Dans nombre de pays, les petits lopins de terres agricoles connaissent une fragmentation rapide. En Inde, la taille moyenne des exploitations agricoles était de 2,2 hectares en 1970. Elle n’est plus que d’un hectare aujourd’hui. À l’autre extrémité de la chaîne alimentaire, le commerce de détail organisé se développe et se consolide.

Pour les gouvernements et les agences techniques comme l’ITC, une des difficultés consiste à recenser les activités génératrices de revenus pour améliorer les moyens de subsistance des petits producteurs dont les lopins de terre se réduisent comme peau de chagrin, et de fournir d’autres services nécessaires tels l’accès au crédit, au savoir-faire technologique et aux informations sur le marché.

L’agriculture sous contrat est un moyen de tisser des liens avec les agriculteurs. L’approche n’est pas nouvelle mais elle soulève d’importantes questions, tant pour les agriculteurs que pour les décideurs politiques, sur fond de crises alimentaires récurrentes et de pénurie de terres. Les agriculteurs vont être de plus en plus invités à signer ces contrats qui présentent à la fois des avantages et des inconvénients. L’agriculture sous contrat exige souvent une réglementation adéquate par les gouvernements, et les agriculteurs devraient être informés de ses avantages et de ses inconvénients.
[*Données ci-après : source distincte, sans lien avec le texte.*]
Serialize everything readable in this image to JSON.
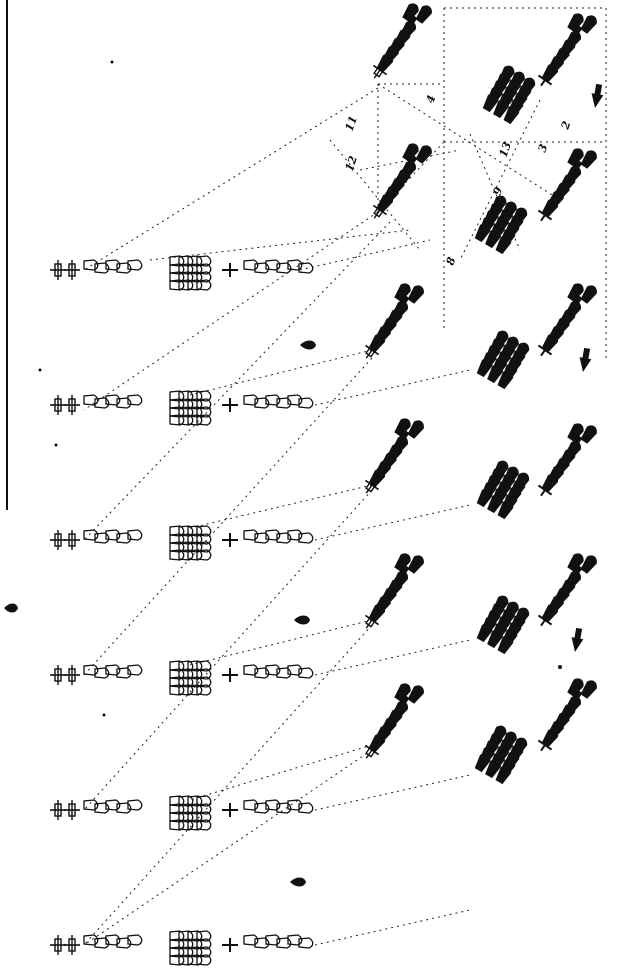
{
  "diagram": {
    "labels": [
      {
        "id": "num-11",
        "text": "11"
      },
      {
        "id": "num-12",
        "text": "12"
      },
      {
        "id": "num-4",
        "text": "4"
      },
      {
        "id": "num-3",
        "text": "3"
      },
      {
        "id": "num-2",
        "text": "2"
      },
      {
        "id": "num-13",
        "text": "13"
      },
      {
        "id": "num-9",
        "text": "9"
      },
      {
        "id": "num-8",
        "text": "8"
      }
    ]
  }
}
Un accord agriculteur-entreprise

L’agriculture sous contrat (aussi appelée ‘contrat de production’) est définie comme un arrangement à durée déterminée conclu entre un agriculteur et un entrepreneur avant le début de la production, en vertu duquel l’agriculteur accepte de vendre ou de livrer à l’entrepreneur une culture donnée cultivée sur un lopin de terre précis et d’une manière particulière, en échange de quoi l’entrepreneur accepte de payer l’agriculteur selon des modalités données et à une date convenue. L’agriculture sous contrat n’est pas uniquement un modèle de développement, mais les agriculteurs devraient être informés et formés à ces contrats qui se multiplient. Ils portent fréquemment sur des produits tels les tomates, les concombres et la volaille.